14:08:09 <sc68cal> I was going to wait to the summit, but lately I wonder if the subteam and meeting needs to continue - we've got a lot of things done this dev cycle, and we had a lot of consensus to build. Perhaps with the work we've gotten in, it may not need to be a weekly meeting in the future?
14:09:37 <BrianB__> I think a weekly meeting is still good
14:10:09 <xuhanp> I think it will be great if we have a meeting to discuss what's the next steps
14:10:54 <HenryG> How about moving it one hour earlier?

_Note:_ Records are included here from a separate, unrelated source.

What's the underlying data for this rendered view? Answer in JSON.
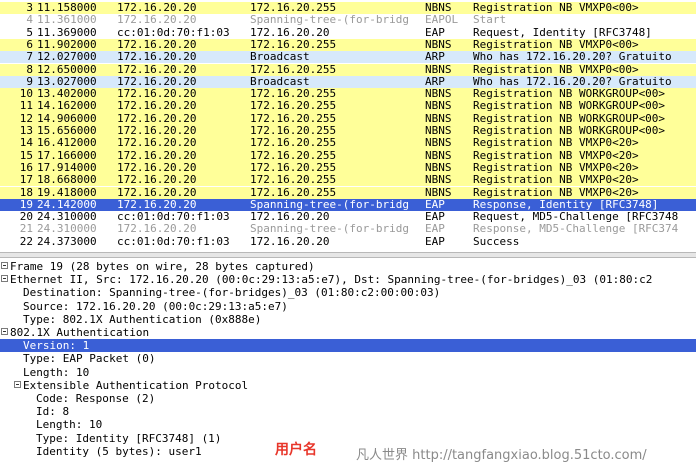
{
  "packets": [
    {
      "no": "3",
      "time": "11.158000",
      "source": "172.16.20.20",
      "destination": "172.16.20.255",
      "protocol": "NBNS",
      "info": "Registration NB VMXP0<00>",
      "style": "nbns"
    },
    {
      "no": "4",
      "time": "11.361000",
      "source": "172.16.20.20",
      "destination": "Spanning-tree-(for-bridg",
      "protocol": "EAPOL",
      "info": "Start",
      "style": "eapol"
    },
    {
      "no": "5",
      "time": "11.369000",
      "source": "cc:01:0d:70:f1:03",
      "destination": "172.16.20.20",
      "protocol": "EAP",
      "info": "Request, Identity [RFC3748]",
      "style": "eap"
    },
    {
      "no": "6",
      "time": "11.902000",
      "source": "172.16.20.20",
      "destination": "172.16.20.255",
      "protocol": "NBNS",
      "info": "Registration NB VMXP0<00>",
      "style": "nbns"
    },
    {
      "no": "7",
      "time": "12.027000",
      "source": "172.16.20.20",
      "destination": "Broadcast",
      "protocol": "ARP",
      "info": "Who has 172.16.20.20?  Gratuito",
      "style": "arp"
    },
    {
      "no": "8",
      "time": "12.650000",
      "source": "172.16.20.20",
      "destination": "172.16.20.255",
      "protocol": "NBNS",
      "info": "Registration NB VMXP0<00>",
      "style": "nbns"
    },
    {
      "no": "9",
      "time": "13.027000",
      "source": "172.16.20.20",
      "destination": "Broadcast",
      "protocol": "ARP",
      "info": "Who has 172.16.20.20?  Gratuito",
      "style": "arp"
    },
    {
      "no": "10",
      "time": "13.402000",
      "source": "172.16.20.20",
      "destination": "172.16.20.255",
      "protocol": "NBNS",
      "info": "Registration NB WORKGROUP<00>",
      "style": "nbns"
    },
    {
      "no": "11",
      "time": "14.162000",
      "source": "172.16.20.20",
      "destination": "172.16.20.255",
      "protocol": "NBNS",
      "info": "Registration NB WORKGROUP<00>",
      "style": "nbns"
    },
    {
      "no": "12",
      "time": "14.906000",
      "source": "172.16.20.20",
      "destination": "172.16.20.255",
      "protocol": "NBNS",
      "info": "Registration NB WORKGROUP<00>",
      "style": "nbns"
    },
    {
      "no": "13",
      "time": "15.656000",
      "source": "172.16.20.20",
      "destination": "172.16.20.255",
      "protocol": "NBNS",
      "info": "Registration NB WORKGROUP<00>",
      "style": "nbns"
    },
    {
      "no": "14",
      "time": "16.412000",
      "source": "172.16.20.20",
      "destination": "172.16.20.255",
      "protocol": "NBNS",
      "info": "Registration NB VMXP0<20>",
      "style": "nbns"
    },
    {
      "no": "15",
      "time": "17.166000",
      "source": "172.16.20.20",
      "destination": "172.16.20.255",
      "protocol": "NBNS",
      "info": "Registration NB VMXP0<20>",
      "style": "nbns"
    },
    {
      "no": "16",
      "time": "17.914000",
      "source": "172.16.20.20",
      "destination": "172.16.20.255",
      "protocol": "NBNS",
      "info": "Registration NB VMXP0<20>",
      "style": "nbns"
    },
    {
      "no": "17",
      "time": "18.668000",
      "source": "172.16.20.20",
      "destination": "172.16.20.255",
      "protocol": "NBNS",
      "info": "Registration NB VMXP0<20>",
      "style": "nbns"
    },
    {
      "no": "18",
      "time": "19.418000",
      "source": "172.16.20.20",
      "destination": "172.16.20.255",
      "protocol": "NBNS",
      "info": "Registration NB VMXP0<20>",
      "style": "nbns"
    },
    {
      "no": "19",
      "time": "24.142000",
      "source": "172.16.20.20",
      "destination": "Spanning-tree-(for-bridg",
      "protocol": "EAP",
      "info": "Response, Identity [RFC3748]",
      "style": "selected"
    },
    {
      "no": "20",
      "time": "24.310000",
      "source": "cc:01:0d:70:f1:03",
      "destination": "172.16.20.20",
      "protocol": "EAP",
      "info": "Request, MD5-Challenge [RFC3748",
      "style": "eap"
    },
    {
      "no": "21",
      "time": "24.310000",
      "source": "172.16.20.20",
      "destination": "Spanning-tree-(for-bridg",
      "protocol": "EAP",
      "info": "Response, MD5-Challenge [RFC374",
      "style": "eap-grey"
    },
    {
      "no": "22",
      "time": "24.373000",
      "source": "cc:01:0d:70:f1:03",
      "destination": "172.16.20.20",
      "protocol": "EAP",
      "info": "Success",
      "style": "eap"
    }
  ],
  "details": [
    {
      "text": "Frame 19 (28 bytes on wire, 28 bytes captured)",
      "level": 0,
      "toggle": true,
      "selected": false
    },
    {
      "text": "Ethernet II, Src: 172.16.20.20 (00:0c:29:13:a5:e7), Dst: Spanning-tree-(for-bridges)_03 (01:80:c2",
      "level": 0,
      "toggle": true,
      "selected": false
    },
    {
      "text": "Destination: Spanning-tree-(for-bridges)_03 (01:80:c2:00:00:03)",
      "level": 1,
      "toggle": false,
      "selected": false
    },
    {
      "text": "Source: 172.16.20.20 (00:0c:29:13:a5:e7)",
      "level": 1,
      "toggle": false,
      "selected": false
    },
    {
      "text": "Type: 802.1X Authentication (0x888e)",
      "level": 1,
      "toggle": false,
      "selected": false
    },
    {
      "text": "802.1X Authentication",
      "level": 0,
      "toggle": true,
      "selected": false
    },
    {
      "text": "Version: 1",
      "level": 1,
      "toggle": false,
      "selected": true
    },
    {
      "text": "Type: EAP Packet (0)",
      "level": 1,
      "toggle": false,
      "selected": false
    },
    {
      "text": "Length: 10",
      "level": 1,
      "toggle": false,
      "selected": false
    },
    {
      "text": "Extensible Authentication Protocol",
      "level": 1,
      "toggle": true,
      "selected": false
    },
    {
      "text": "Code: Response (2)",
      "level": 2,
      "toggle": false,
      "selected": false
    },
    {
      "text": "Id: 8",
      "level": 2,
      "toggle": false,
      "selected": false
    },
    {
      "text": "Length: 10",
      "level": 2,
      "toggle": false,
      "selected": false
    },
    {
      "text": "Type: Identity [RFC3748] (1)",
      "level": 2,
      "toggle": false,
      "selected": false
    },
    {
      "text": "Identity (5 bytes): user1",
      "level": 2,
      "toggle": false,
      "selected": false
    }
  ],
  "annotation": "用户名",
  "watermark": "凡人世界 http://tangfangxiao.blog.51cto.com/",
  "colors": {
    "nbns": "#ffff99",
    "arp": "#d7e9fb",
    "selected": "#3a5fd6",
    "annotation": "#e8362a"
  }
}
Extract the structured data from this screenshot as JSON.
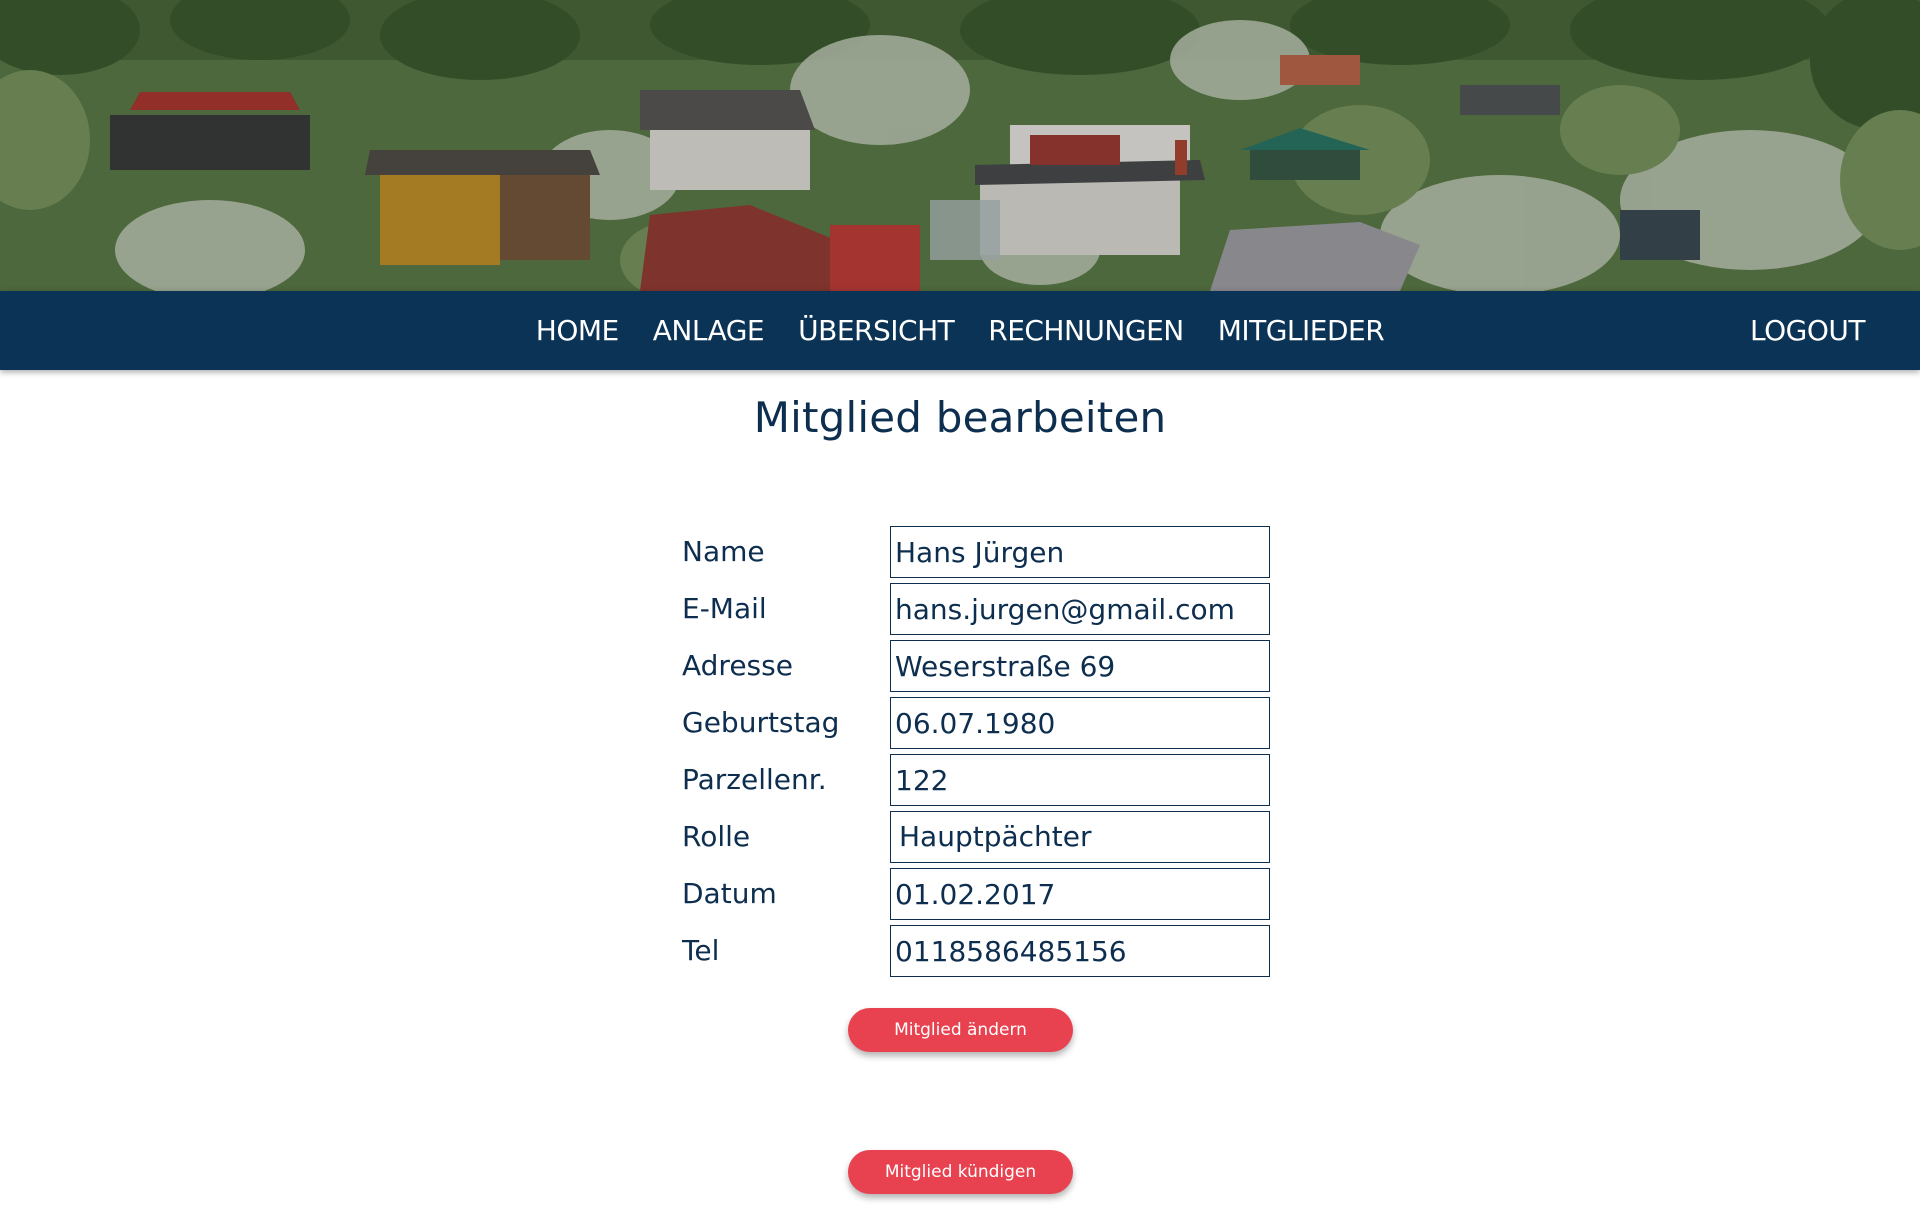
{
  "hero": {
    "image": "allotment-garden-colony-photo"
  },
  "nav": {
    "items": [
      {
        "label": "HOME"
      },
      {
        "label": "ANLAGE"
      },
      {
        "label": "ÜBERSICHT"
      },
      {
        "label": "RECHNUNGEN"
      },
      {
        "label": "MITGLIEDER"
      }
    ],
    "logout_label": "LOGOUT",
    "background_color": "#0b3356"
  },
  "main": {
    "title": "Mitglied bearbeiten",
    "fields": [
      {
        "label": "Name",
        "value": "Hans Jürgen"
      },
      {
        "label": "E-Mail",
        "value": "hans.jurgen@gmail.com"
      },
      {
        "label": "Adresse",
        "value": "Weserstraße 69"
      },
      {
        "label": "Geburtstag",
        "value": "06.07.1980"
      },
      {
        "label": "Parzellenr.",
        "value": "122"
      },
      {
        "label": "Rolle",
        "value": "Hauptpächter"
      },
      {
        "label": "Datum",
        "value": "01.02.2017"
      },
      {
        "label": "Tel",
        "value": "0118586485156"
      }
    ],
    "update_button": "Mitglied ändern",
    "cancel_button": "Mitglied kündigen",
    "accent_color": "#e8414f",
    "text_color": "#0d2e4e"
  }
}
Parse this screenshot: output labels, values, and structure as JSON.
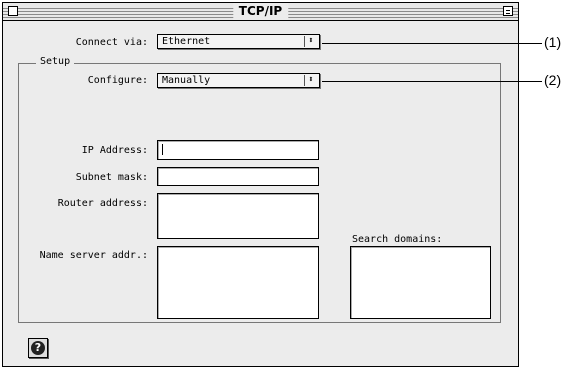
{
  "window": {
    "title": "TCP/IP"
  },
  "connect": {
    "label": "Connect via:",
    "value": "Ethernet"
  },
  "setup": {
    "group_label": "Setup",
    "configure_label": "Configure:",
    "configure_value": "Manually"
  },
  "fields": {
    "ip_label": "IP Address:",
    "ip_value": "",
    "subnet_label": "Subnet mask:",
    "subnet_value": "",
    "router_label": "Router address:",
    "router_value": "",
    "nameserver_label": "Name server addr.:",
    "nameserver_value": "",
    "search_label": "Search domains:",
    "search_value": ""
  },
  "callouts": [
    "(1)",
    "(2)"
  ],
  "icons": {
    "help": "help-icon",
    "popup_arrows": "popup-arrows-icon"
  }
}
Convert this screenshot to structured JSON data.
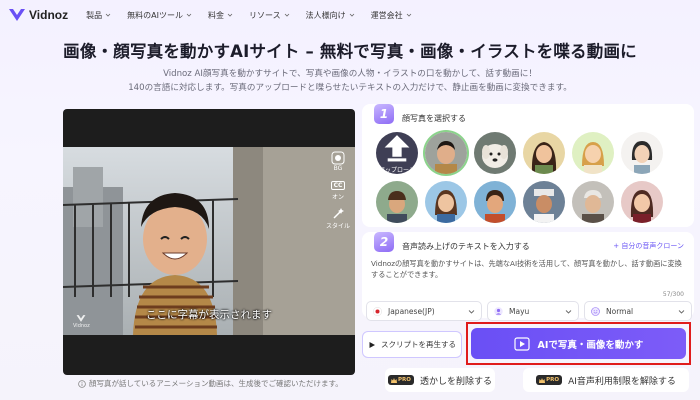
{
  "nav": {
    "brand": "Vidnoz",
    "items": [
      "製品",
      "無料のAIツール",
      "料金",
      "リソース",
      "法人様向け",
      "運営会社"
    ]
  },
  "hero": {
    "title": "画像・顔写真を動かすAIサイト – 無料で写真・画像・イラストを喋る動画に",
    "subtitle_line1": "Vidnoz AI顔写真を動かすサイトで、写真や画像の人物・イラストの口を動かして、話す動画に！",
    "subtitle_line2": "140の言語に対応します。写真のアップロードと喋らせたいテキストの入力だけで、静止画を動画に変換できます。"
  },
  "video": {
    "tools": [
      "BG",
      "オン",
      "スタイル"
    ],
    "cc_label": "CC",
    "caption": "ここに字幕が表示されます",
    "watermark": "Vidnoz"
  },
  "note": "顔写真が話しているアニメーション動画は、生成後でご確認いただけます。",
  "step1": {
    "number": "1",
    "title": "顔写真を選択する",
    "upload_label": "アップロード"
  },
  "step2": {
    "number": "2",
    "title": "音声読み上げのテキストを入力する",
    "clone_link": "+ 自分の音声クローン",
    "text": "Vidnozの顔写真を動かすサイトは、先端なAI技術を活用して、顔写真を動かし、話す動画に変換することができます。",
    "counter": "57/300"
  },
  "selects": {
    "language": "Japanese(JP)",
    "voice": "Mayu",
    "style": "Normal"
  },
  "buttons": {
    "play_script": "スクリプトを再生する",
    "animate": "AIで写真・画像を動かす",
    "remove_watermark": "透かしを削除する",
    "remove_limit": "AI音声利用制限を解除する",
    "pro": "PRO"
  },
  "colors": {
    "accent": "#6a4ff5",
    "highlight": "#e01c1c"
  }
}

14:11:16 <baoli> it will be conflicting with sr-iov meeting which I need to attend
14:11:25 <BrianB__> HenryG:that conflicts with sr-iov
14:11:37 <sc68cal> I'm glad people want it to continue - I'll keep running it as long as people attend :)
14:12:05 <xuhanp> how about one hour later?
14:12:15 <xuhanp> it's good to keep meetings at one day
14:12:45 <sc68cal> I'm ok with an hour later... although that's pretty brutal for you xuhanp?
14:12:59 <xuhanp> that's fine for me too :-)
14:13:05 <baoli> that sounds good to me
14:13:19 <sc68cal> yeah the upside is it gives the US west coast people a break ;)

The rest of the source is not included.